「ちょっとまってください―――」
会議のさっそく意義を申し立てたのは、レゴニール=グラスチノコフだった。
「その一大プロジェクトというのは私が考案した『第五次中東戦争計画』の事では?」
「それは緊急凍結(中止)する事になった」
「な、なぜ!」
それほど最重要事項だということを強調するかのように、ロギアは先月レゴニールが考案したプロジェクトの緊急凍結を知らせた。
「それだけ重大な用事なんだろ?」
横から口を挟んだのは、レゴニールがもっともライバル視しているアムナ=グンディーニだった。
「アムナ貴様……」
「だってよ、『第五次中東戦争計画』はレゴニールとケビンの二人が担当していたはずなんだろ? だったら俺達残りの四人が呼ばれずに、その『緊急プロジェクト』が無かったら、今日は本社にその二人が呼ばれていたはずだろう」
「それは……」
アムナは少し目立ちたがりな傾向が見られる。正論を言ってることは変わり無いが、それが短所であるのは違いなかった。
「お二方ご静粛にお願いします」
「………×2」
トレースの一声で二人は納得を得られずに沈黙する。
「話しの続きだが、このプロジェクトには、あるスポンサー付きで行うことになった」
「スポンサー? ずいぶん久しぶりですね」
レゴニールが不思議に思うのは無理もなかった。なぜなら、ロギアの父であり先代の社長・ウィリアム・G=アルスター1世の代の頃は、まだ会社が中小企業だった時、いつもプロジェクトを進めるにはスポンサーが付くのはかかせなかった。だが息子のロギアが次いでからはスポンサーが付くプロジェクトは少なくなった。
「そのスポンサーとは」
「『元老院』だ……」
「!×6」
スポンサーの正体を言ったとたんに一同は騒然とした。なぜなら『元老院』というのは冷戦終結後から、対立している謎の組織のことだった。

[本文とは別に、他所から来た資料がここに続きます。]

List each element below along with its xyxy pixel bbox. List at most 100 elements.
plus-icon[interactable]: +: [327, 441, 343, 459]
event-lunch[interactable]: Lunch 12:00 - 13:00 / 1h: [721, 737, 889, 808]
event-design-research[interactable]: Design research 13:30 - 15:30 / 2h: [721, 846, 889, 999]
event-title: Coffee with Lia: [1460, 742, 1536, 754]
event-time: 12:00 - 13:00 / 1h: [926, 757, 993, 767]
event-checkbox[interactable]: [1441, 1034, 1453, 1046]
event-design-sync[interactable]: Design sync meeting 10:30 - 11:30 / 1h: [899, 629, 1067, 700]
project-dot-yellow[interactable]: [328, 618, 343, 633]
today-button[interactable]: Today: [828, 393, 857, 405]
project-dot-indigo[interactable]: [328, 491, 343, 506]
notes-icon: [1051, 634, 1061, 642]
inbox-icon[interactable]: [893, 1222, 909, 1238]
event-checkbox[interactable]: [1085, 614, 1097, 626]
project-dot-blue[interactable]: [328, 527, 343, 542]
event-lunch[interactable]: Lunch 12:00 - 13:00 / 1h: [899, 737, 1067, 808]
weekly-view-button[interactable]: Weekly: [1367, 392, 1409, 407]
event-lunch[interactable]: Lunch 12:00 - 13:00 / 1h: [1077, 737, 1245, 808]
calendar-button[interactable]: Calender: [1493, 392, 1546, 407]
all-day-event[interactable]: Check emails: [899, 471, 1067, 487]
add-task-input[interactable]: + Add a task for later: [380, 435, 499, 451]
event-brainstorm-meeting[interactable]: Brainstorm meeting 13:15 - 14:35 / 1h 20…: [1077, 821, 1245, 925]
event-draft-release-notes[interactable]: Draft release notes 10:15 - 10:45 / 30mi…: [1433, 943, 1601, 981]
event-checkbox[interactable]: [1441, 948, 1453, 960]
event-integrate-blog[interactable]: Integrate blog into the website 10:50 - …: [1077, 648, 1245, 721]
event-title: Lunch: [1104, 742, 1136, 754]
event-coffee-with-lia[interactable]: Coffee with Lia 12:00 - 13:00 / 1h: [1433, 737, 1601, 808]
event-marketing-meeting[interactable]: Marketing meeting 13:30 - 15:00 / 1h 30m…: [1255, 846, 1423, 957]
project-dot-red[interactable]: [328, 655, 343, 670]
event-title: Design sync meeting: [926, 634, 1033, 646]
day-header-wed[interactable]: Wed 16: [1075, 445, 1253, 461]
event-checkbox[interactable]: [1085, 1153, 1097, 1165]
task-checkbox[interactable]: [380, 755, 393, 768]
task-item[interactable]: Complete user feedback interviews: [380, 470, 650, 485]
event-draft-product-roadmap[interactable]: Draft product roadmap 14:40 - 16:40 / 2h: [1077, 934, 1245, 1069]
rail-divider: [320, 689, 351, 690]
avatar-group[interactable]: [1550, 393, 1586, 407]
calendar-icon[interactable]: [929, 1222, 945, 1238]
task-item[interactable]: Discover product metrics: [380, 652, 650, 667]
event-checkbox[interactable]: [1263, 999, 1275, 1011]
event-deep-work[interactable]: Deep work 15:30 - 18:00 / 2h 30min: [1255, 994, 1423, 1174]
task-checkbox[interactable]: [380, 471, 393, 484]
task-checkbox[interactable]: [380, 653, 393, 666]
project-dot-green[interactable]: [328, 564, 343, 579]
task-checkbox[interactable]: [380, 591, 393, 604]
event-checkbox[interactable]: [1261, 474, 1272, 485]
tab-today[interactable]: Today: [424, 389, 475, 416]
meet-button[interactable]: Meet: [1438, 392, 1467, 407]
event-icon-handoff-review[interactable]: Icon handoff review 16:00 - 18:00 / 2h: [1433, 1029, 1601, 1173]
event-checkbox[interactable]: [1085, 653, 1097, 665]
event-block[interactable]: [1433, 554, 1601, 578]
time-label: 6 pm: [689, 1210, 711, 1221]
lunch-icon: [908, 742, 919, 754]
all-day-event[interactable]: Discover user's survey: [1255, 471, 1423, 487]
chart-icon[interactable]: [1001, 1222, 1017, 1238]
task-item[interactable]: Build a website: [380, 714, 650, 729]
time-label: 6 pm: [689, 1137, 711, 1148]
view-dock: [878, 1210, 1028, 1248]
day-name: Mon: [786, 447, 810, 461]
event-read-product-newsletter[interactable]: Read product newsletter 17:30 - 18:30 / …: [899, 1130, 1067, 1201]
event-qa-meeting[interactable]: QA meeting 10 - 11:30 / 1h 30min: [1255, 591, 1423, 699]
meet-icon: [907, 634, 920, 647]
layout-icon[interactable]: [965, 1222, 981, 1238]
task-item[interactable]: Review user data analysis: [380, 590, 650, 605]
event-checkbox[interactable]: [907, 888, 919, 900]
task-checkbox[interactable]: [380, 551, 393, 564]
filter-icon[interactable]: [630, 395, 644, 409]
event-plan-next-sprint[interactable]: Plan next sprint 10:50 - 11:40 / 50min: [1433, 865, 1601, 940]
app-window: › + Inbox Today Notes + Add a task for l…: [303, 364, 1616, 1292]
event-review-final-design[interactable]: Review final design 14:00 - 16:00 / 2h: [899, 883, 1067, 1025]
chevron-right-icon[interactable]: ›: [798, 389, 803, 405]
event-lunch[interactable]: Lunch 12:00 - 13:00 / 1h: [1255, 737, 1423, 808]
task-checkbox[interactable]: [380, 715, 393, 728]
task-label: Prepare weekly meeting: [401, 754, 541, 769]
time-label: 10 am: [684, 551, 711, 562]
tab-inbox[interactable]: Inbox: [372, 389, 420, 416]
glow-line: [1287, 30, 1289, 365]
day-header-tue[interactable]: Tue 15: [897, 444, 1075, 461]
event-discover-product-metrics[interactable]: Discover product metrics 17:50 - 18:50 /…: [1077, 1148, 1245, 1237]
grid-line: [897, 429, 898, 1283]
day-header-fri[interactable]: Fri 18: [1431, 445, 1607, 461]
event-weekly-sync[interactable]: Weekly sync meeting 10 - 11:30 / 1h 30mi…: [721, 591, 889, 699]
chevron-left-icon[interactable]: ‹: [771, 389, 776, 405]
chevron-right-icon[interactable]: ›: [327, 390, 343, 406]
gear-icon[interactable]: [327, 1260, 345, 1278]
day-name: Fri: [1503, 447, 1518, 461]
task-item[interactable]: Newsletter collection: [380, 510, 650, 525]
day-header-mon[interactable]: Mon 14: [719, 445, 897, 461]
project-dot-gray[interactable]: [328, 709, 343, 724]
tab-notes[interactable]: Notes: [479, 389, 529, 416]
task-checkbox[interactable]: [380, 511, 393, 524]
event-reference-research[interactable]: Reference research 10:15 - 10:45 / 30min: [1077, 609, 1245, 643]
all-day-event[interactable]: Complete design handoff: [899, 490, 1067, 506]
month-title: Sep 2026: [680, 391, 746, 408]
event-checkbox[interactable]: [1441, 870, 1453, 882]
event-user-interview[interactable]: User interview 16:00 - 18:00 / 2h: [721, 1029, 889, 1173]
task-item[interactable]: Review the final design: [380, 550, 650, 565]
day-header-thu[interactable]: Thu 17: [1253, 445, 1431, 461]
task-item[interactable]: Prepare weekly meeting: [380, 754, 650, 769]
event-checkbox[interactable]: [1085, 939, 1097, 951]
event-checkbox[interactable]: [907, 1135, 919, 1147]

「おまちください! 我が社はいつから、あの実体もわからない組織の手を借りなければならないのですか!」
レゴニールとアムナの議論に呆れていた神崎正志は、大事な会社のプロジェクトに、どこの馬の骨かもわからない組織の手を組むのは賛成できなかった。
「落ち着け神崎」
「しかし!」
「ここにいる何人かは気付いていると思うが、これは敵からの一時休戦だ」
「休戦?」
その言葉に少し妙に感じる正志。
「それと同時に、何らかの取引を持ち掛けたのではありませんか?」
しばらく目を閉じた後に話しだしたミラ・ル・ド=コレルは、直感めいた言葉にロギアの話しを進めようとした。